When a minor is facing criminal charges, many aspects of his or her future are at stake. It can be frightening and overwhelming for a young individual to navigate the criminal justice system, especially when appearing in court. If you are the parent of a juvenile offender, you probably have many questions about what will happen and what this could mean for your child in the weeks, months and years ahead. It can be helpful to seek an understanding of what to expect in juvenile court. 

Juvenile court works differently from the normal criminal court process. While adult offenders are placed under arrest, juvenile offenders are detained. There are other differences that could make a difference in your child’s case, and when you have an understanding of what will happen, you will be in a better position to defend your child’s rights. 

Facing charges as a juvenile 

The intent of charging young offenders differently from adults is to keep a one-time incident from affecting the future of the minor. Records from juvenile court are sealed, which means they are not public record, and in some cases, the court may expunge a juvenile’s record on his or her 18th birthday. This may be possible if the juvenile offender has demonstrated good behavior and has not had other charges against him or her. The actual juvenile court process is typically much less formal than the criminal justice process for adult defendants. 

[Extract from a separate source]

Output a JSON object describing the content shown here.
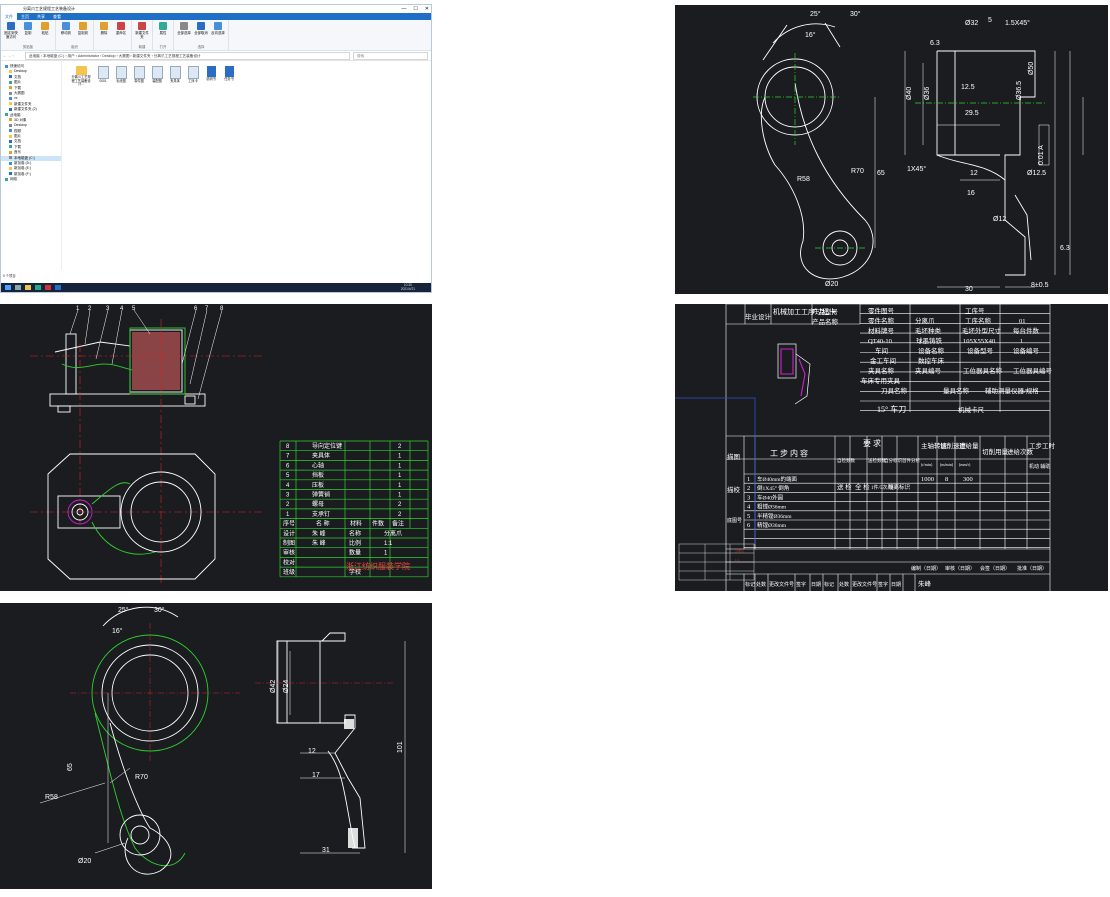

Punishments for crimes committed by juvenile offenders differ from case to case. In these cases, the court tends to focus more on rehabilitating the offender. Penalties will likely not cause long-term negative consequences for the minor. The penalties your child may face depend on factors unique to his or her situation, including the type of alleged crime, the jurisdiction where he or she is facing charges and more. 

Your child’s future 

While it can be daunting to learn your child is facing criminal charges, there is much you can do to protect his or her rights and interests going forward. You may take definitive action by seeking experienced guidance and an explanation of his or her defense options as soon as possible after being detained. Even if charged as a juvenile, it is critical that you take his or her case seriously and seek the best possible outcome that will preserve long-term interests.